Yamaki Vitor Nagai, Cavalcanti Daniel Dutra, Figueiredo Eberval Gadelha

机构信息

Department of Neurosurgery, Universidade De Sao Paulo, São Paulo, SP, Brazil.

Department of Neurosurgery, Barrow Neurological Institute, Phoenix, AZ, USA.

出版信息

Asian J Neurosurg. 2019 Jul-Sep;14(3):641-647. doi: 10.4103/ajns.AJNS_15_19.

Abstract

Delayed ischemic neurologic deficit (DIND) is the main preventable cause of poor outcomes in aneurysmal subarachnoid hemorrhage (SAH) patients. Of 50% of survivors from a SAH, approximately 30% of patients will present clinical vasospasm (VS). The cornerstone of the DIND management comprises prevention and early identification. Several diagnostic methods have been proposed differing in efficacy, invasiveness, and costs.
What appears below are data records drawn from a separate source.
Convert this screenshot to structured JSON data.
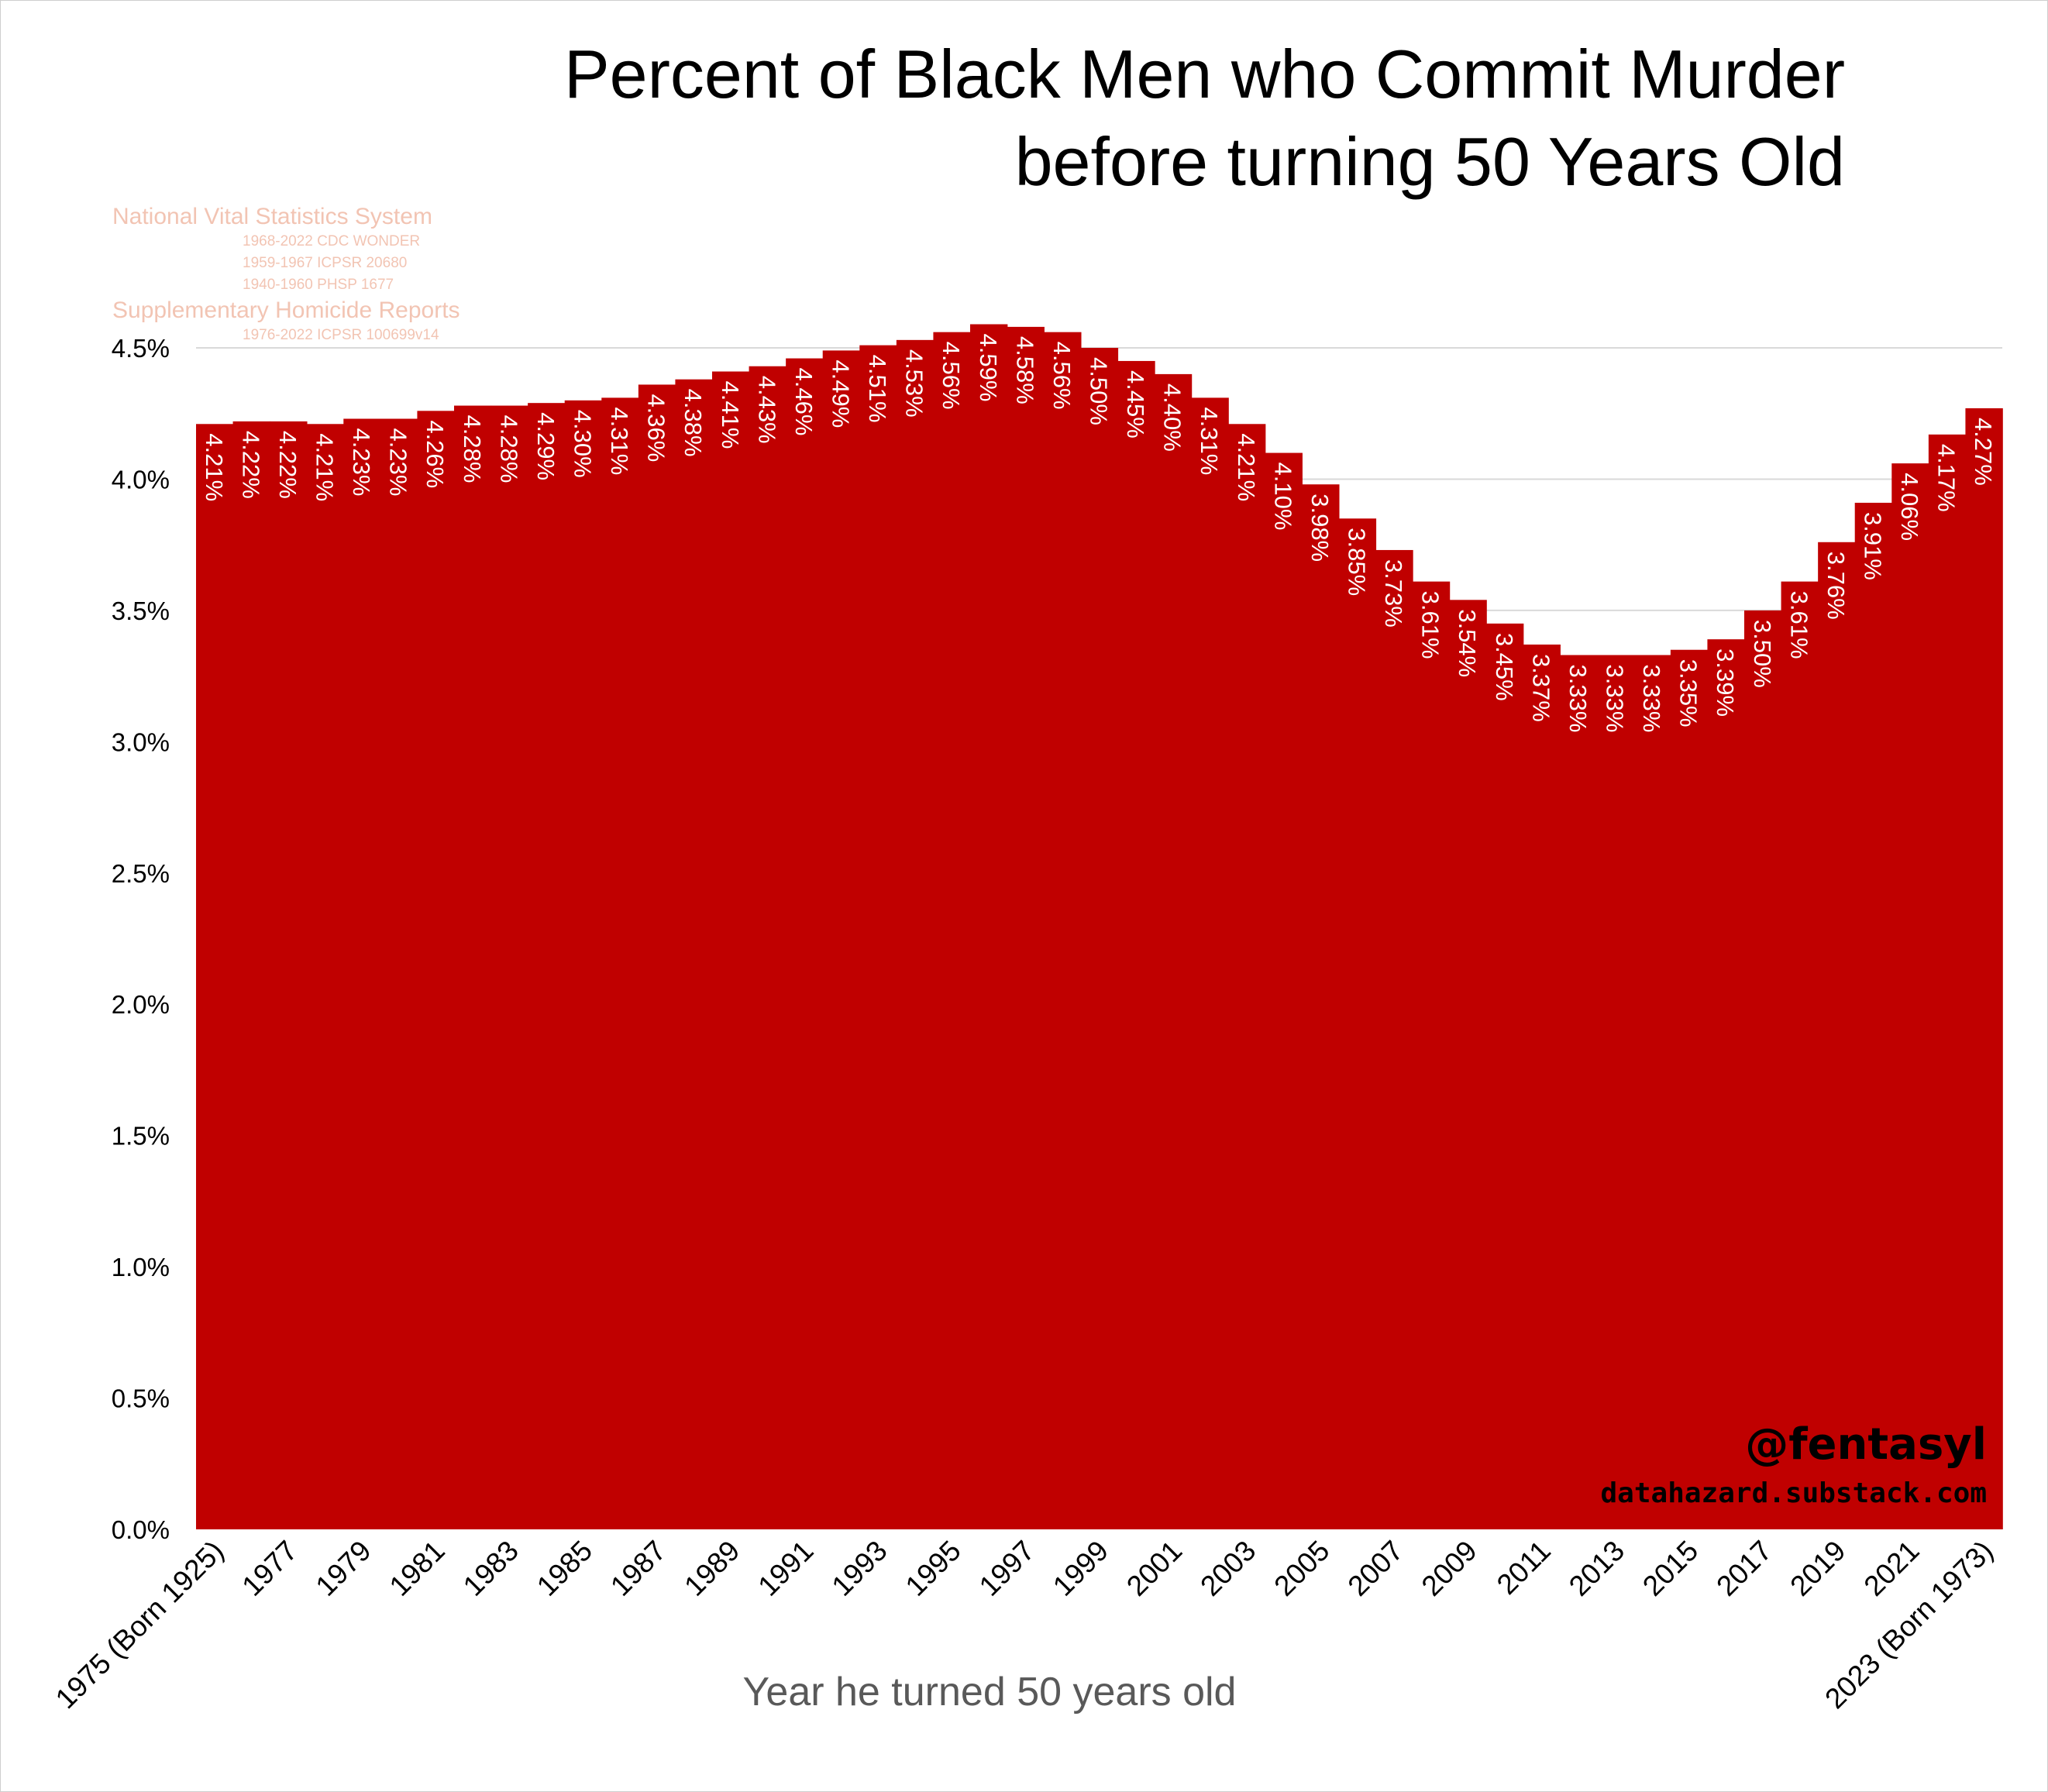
{
  "chart_data": {
    "type": "area",
    "title": "Percent of Black Men who Commit Murder before turning 50 Years Old",
    "title_lines": [
      "Percent of Black Men who Commit Murder",
      "before turning 50 Years Old"
    ],
    "xlabel": "Year he turned 50 years old",
    "ylabel": "",
    "ylim": [
      0,
      4.5
    ],
    "yticks": [
      "0.0%",
      "0.5%",
      "1.0%",
      "1.5%",
      "2.0%",
      "2.5%",
      "3.0%",
      "3.5%",
      "4.0%",
      "4.5%"
    ],
    "ytick_values": [
      0,
      0.5,
      1.0,
      1.5,
      2.0,
      2.5,
      3.0,
      3.5,
      4.0,
      4.5
    ],
    "grid": true,
    "color": "#c00000",
    "x": [
      1975,
      1976,
      1977,
      1978,
      1979,
      1980,
      1981,
      1982,
      1983,
      1984,
      1985,
      1986,
      1987,
      1988,
      1989,
      1990,
      1991,
      1992,
      1993,
      1994,
      1995,
      1996,
      1997,
      1998,
      1999,
      2000,
      2001,
      2002,
      2003,
      2004,
      2005,
      2006,
      2007,
      2008,
      2009,
      2010,
      2011,
      2012,
      2013,
      2014,
      2015,
      2016,
      2017,
      2018,
      2019,
      2020,
      2021,
      2022,
      2023
    ],
    "values": [
      4.21,
      4.22,
      4.22,
      4.21,
      4.23,
      4.23,
      4.26,
      4.28,
      4.28,
      4.29,
      4.3,
      4.31,
      4.36,
      4.38,
      4.41,
      4.43,
      4.46,
      4.49,
      4.51,
      4.53,
      4.56,
      4.59,
      4.58,
      4.56,
      4.5,
      4.45,
      4.4,
      4.31,
      4.21,
      4.1,
      3.98,
      3.85,
      3.73,
      3.61,
      3.54,
      3.45,
      3.37,
      3.33,
      3.33,
      3.33,
      3.35,
      3.39,
      3.5,
      3.61,
      3.76,
      3.91,
      4.06,
      4.17,
      4.27
    ],
    "data_labels": [
      "4.21%",
      "4.22%",
      "4.22%",
      "4.21%",
      "4.23%",
      "4.23%",
      "4.26%",
      "4.28%",
      "4.28%",
      "4.29%",
      "4.30%",
      "4.31%",
      "4.36%",
      "4.38%",
      "4.41%",
      "4.43%",
      "4.46%",
      "4.49%",
      "4.51%",
      "4.53%",
      "4.56%",
      "4.59%",
      "4.58%",
      "4.56%",
      "4.50%",
      "4.45%",
      "4.40%",
      "4.31%",
      "4.21%",
      "4.10%",
      "3.98%",
      "3.85%",
      "3.73%",
      "3.61%",
      "3.54%",
      "3.45%",
      "3.37%",
      "3.33%",
      "3.33%",
      "3.33%",
      "3.35%",
      "3.39%",
      "3.50%",
      "3.61%",
      "3.76%",
      "3.91%",
      "4.06%",
      "4.17%",
      "4.27%"
    ],
    "xtick_labels": [
      "1975 (Born 1925)",
      "1977",
      "1979",
      "1981",
      "1983",
      "1985",
      "1987",
      "1989",
      "1991",
      "1993",
      "1995",
      "1997",
      "1999",
      "2001",
      "2003",
      "2005",
      "2007",
      "2009",
      "2011",
      "2013",
      "2015",
      "2017",
      "2019",
      "2021",
      "2023 (Born 1973)"
    ],
    "xtick_years": [
      1975,
      1977,
      1979,
      1981,
      1983,
      1985,
      1987,
      1989,
      1991,
      1993,
      1995,
      1997,
      1999,
      2001,
      2003,
      2005,
      2007,
      2009,
      2011,
      2013,
      2015,
      2017,
      2019,
      2021,
      2023
    ]
  },
  "sources": {
    "nvss": "National Vital Statistics System",
    "nvss_items": [
      "1968-2022 CDC WONDER",
      "1959-1967 ICPSR 20680",
      "1940-1960 PHSP 1677"
    ],
    "shr": "Supplementary Homicide Reports",
    "shr_items": [
      "1976-2022 ICPSR 100699v14"
    ]
  },
  "watermark": {
    "handle": "@fentasyl",
    "site": "datahazard.substack.com"
  }
}
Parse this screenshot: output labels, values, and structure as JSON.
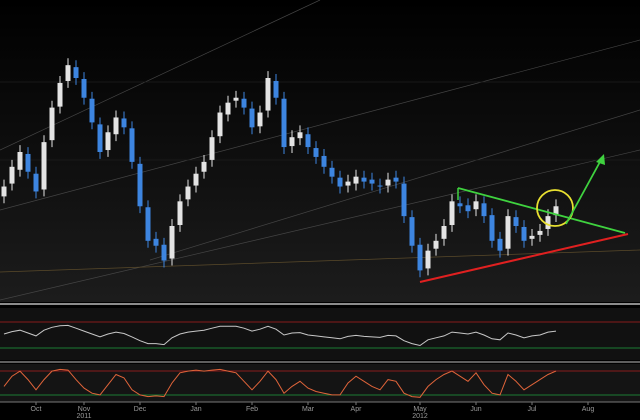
{
  "chart_data": {
    "type": "candlestick",
    "xlim": [
      -0.5,
      79.5
    ],
    "xticks": [
      {
        "value": 4,
        "label": "Oct"
      },
      {
        "value": 10,
        "label": "Nov"
      },
      {
        "value": 17,
        "label": "Dec"
      },
      {
        "value": 24,
        "label": "Jan"
      },
      {
        "value": 31,
        "label": "Feb"
      },
      {
        "value": 38,
        "label": "Mar"
      },
      {
        "value": 44,
        "label": "Apr"
      },
      {
        "value": 52,
        "label": "May"
      },
      {
        "value": 59,
        "label": "Jun"
      },
      {
        "value": 66,
        "label": "Jul"
      },
      {
        "value": 73,
        "label": "Aug"
      }
    ],
    "year_ticks": [
      {
        "value": 10,
        "label": "2011"
      },
      {
        "value": 52,
        "label": "2012"
      }
    ],
    "ylim": [
      0,
      300
    ],
    "up_color": "#e4e4e4",
    "down_color": "#3d85e0",
    "open": [
      105,
      118,
      132,
      148,
      128,
      112,
      162,
      196,
      222,
      236,
      224,
      204,
      178,
      152,
      168,
      184,
      174,
      138,
      94,
      62,
      56,
      42,
      76,
      102,
      116,
      130,
      142,
      166,
      188,
      202,
      204,
      194,
      176,
      192,
      222,
      204,
      156,
      164,
      168,
      154,
      146,
      134,
      124,
      116,
      118,
      124,
      122,
      116,
      116,
      124,
      118,
      84,
      56,
      32,
      52,
      62,
      76,
      98,
      96,
      92,
      98,
      86,
      62,
      52,
      84,
      74,
      62,
      66,
      72,
      86
    ],
    "high": [
      122,
      142,
      157,
      155,
      135,
      167,
      202,
      227,
      245,
      243,
      231,
      211,
      185,
      177,
      192,
      191,
      181,
      145,
      101,
      69,
      63,
      82,
      107,
      122,
      135,
      147,
      172,
      197,
      207,
      212,
      211,
      201,
      197,
      232,
      229,
      211,
      172,
      177,
      175,
      161,
      153,
      141,
      131,
      127,
      132,
      131,
      129,
      123,
      129,
      131,
      125,
      91,
      63,
      57,
      67,
      82,
      107,
      105,
      103,
      107,
      105,
      93,
      69,
      92,
      91,
      81,
      72,
      77,
      92,
      102
    ],
    "low": [
      98,
      111,
      125,
      123,
      103,
      105,
      155,
      189,
      215,
      218,
      198,
      173,
      143,
      145,
      161,
      168,
      133,
      88,
      53,
      48,
      33,
      35,
      69,
      95,
      109,
      123,
      135,
      159,
      181,
      195,
      188,
      168,
      169,
      185,
      198,
      148,
      149,
      157,
      148,
      138,
      128,
      118,
      108,
      109,
      111,
      113,
      111,
      108,
      109,
      113,
      78,
      48,
      23,
      25,
      45,
      55,
      69,
      88,
      83,
      85,
      78,
      53,
      43,
      45,
      68,
      53,
      55,
      59,
      65,
      79
    ],
    "close": [
      115,
      135,
      150,
      130,
      110,
      160,
      195,
      220,
      238,
      225,
      205,
      180,
      150,
      170,
      185,
      175,
      140,
      95,
      60,
      55,
      40,
      75,
      100,
      115,
      128,
      140,
      165,
      190,
      200,
      205,
      195,
      175,
      190,
      225,
      205,
      155,
      165,
      170,
      155,
      145,
      135,
      125,
      115,
      120,
      125,
      120,
      118,
      115,
      122,
      120,
      85,
      55,
      30,
      50,
      60,
      75,
      100,
      95,
      90,
      100,
      85,
      60,
      50,
      85,
      75,
      60,
      65,
      70,
      85,
      95
    ],
    "rsi": {
      "ylim": [
        0,
        100
      ],
      "color": "#c8c8c8",
      "values": [
        50,
        55,
        58,
        52,
        46,
        58,
        64,
        67,
        68,
        62,
        56,
        50,
        44,
        50,
        54,
        51,
        44,
        36,
        30,
        30,
        28,
        42,
        50,
        54,
        56,
        58,
        62,
        66,
        66,
        66,
        62,
        56,
        60,
        66,
        60,
        48,
        52,
        53,
        48,
        46,
        44,
        42,
        40,
        45,
        47,
        45,
        44,
        43,
        47,
        46,
        36,
        30,
        26,
        38,
        42,
        46,
        54,
        52,
        50,
        54,
        48,
        40,
        38,
        52,
        48,
        42,
        46,
        48,
        54,
        56
      ]
    },
    "stochastic": {
      "ylim": [
        0,
        100
      ],
      "color": "#e0643a",
      "values": [
        40,
        70,
        85,
        60,
        30,
        60,
        85,
        90,
        88,
        60,
        35,
        20,
        15,
        45,
        75,
        65,
        30,
        15,
        10,
        12,
        10,
        50,
        80,
        85,
        88,
        85,
        88,
        90,
        85,
        80,
        55,
        30,
        55,
        85,
        60,
        20,
        40,
        55,
        35,
        25,
        20,
        15,
        15,
        50,
        70,
        55,
        40,
        30,
        60,
        55,
        20,
        10,
        8,
        40,
        60,
        75,
        85,
        70,
        55,
        80,
        45,
        20,
        15,
        75,
        55,
        30,
        45,
        60,
        75,
        85
      ]
    }
  }
}
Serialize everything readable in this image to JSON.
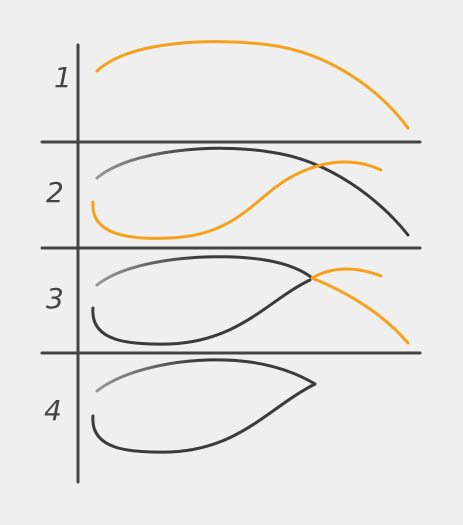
{
  "rows": [
    {
      "label": "1"
    },
    {
      "label": "2"
    },
    {
      "label": "3"
    },
    {
      "label": "4"
    }
  ],
  "colors": {
    "background": "#efefef",
    "grid": "#444444",
    "highlight": "#f5a11c",
    "dark_curve": "#3b3b3b",
    "fade_start": "#9a9a9a"
  }
}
Serial neurological examination is the most reliable method to detect a new neurological deficit. On the other hand, comatose patients require advanced monitoring methods which identify changes in the microcirculatory environment, brain autoregulation, and spreading depolarization. Multimodality monitoring with continuous electroencephalography, microdialysis, and intracranial pressure monitoring represents altogether the current state-of-art technology for the intensive care of SAH patients. Moreover, advances in genetic biomarkers to predict clinical VS have shown consistent accuracy which may in the near future allow the early prediction of DIND through a simple blood test. Several clinical trials have tested drugs with theoretical effects on DIND prevention or treatment. Nevertheless, nimodipine remains the Holy Grail in the prevention of clinical VS. Among rescue therapies, the endovascular treatment through intra-arterial vasodilator (verapamil or nicardipine) infusion is the most employed method for DIND reversal; however, there is no good quality evidence comparing results of intra-arterial infusion of vasodilators versus balloon angioplasty. Although we have addressed the most refined technology in the management of SAH and DIND, the clinical experience and strict follow-up in neurointensive care will be determinant for favorable long-term outcomes.

摘要

迟发性缺血性神经功能缺损(DIND)是动脉瘤性蛛网膜下腔出血(SAH)患者预后不良的主要可预防原因。在SAH的幸存者中,约50%的患者中,约30%会出现临床血管痉挛(VS)。DIND管理的基石包括预防和早期识别。已经提出了几种诊断方法,它们在疗效、侵入性和成本方面存在差异。连续神经学检查是检测新的神经功能缺损最可靠的方法。另一方面,昏迷患者需要先进的监测方法来识别微循环环境、脑自动调节和扩散性去极化的变化。连续脑电图、微透析和颅内压监测的多模态监测共同代表了目前SAH患者重症监护的最先进技术。此外,预测临床VS的基因生物标志物的进展显示出一致的准确性,这可能在不久的将来通过简单的血液检测实现DIND的早期预测。几项临床试验已经测试了对DIND预防或治疗有理论作用的药物。然而,尼莫地平仍然是预防临床VS的圣杯。在抢救治疗中,通过动脉内输注血管扩张剂(维拉帕米或尼卡地平)进行血管内治疗是逆转DIND最常用的方法;然而,没有高质量的证据比较动脉内输注血管扩张剂与球囊血管成形术的结果。尽管我们已经探讨了SAH和DIND管理中最精细的技术,但神经重症监护中的临床经验和严格随访对于良好的长期预后将起决定性作用。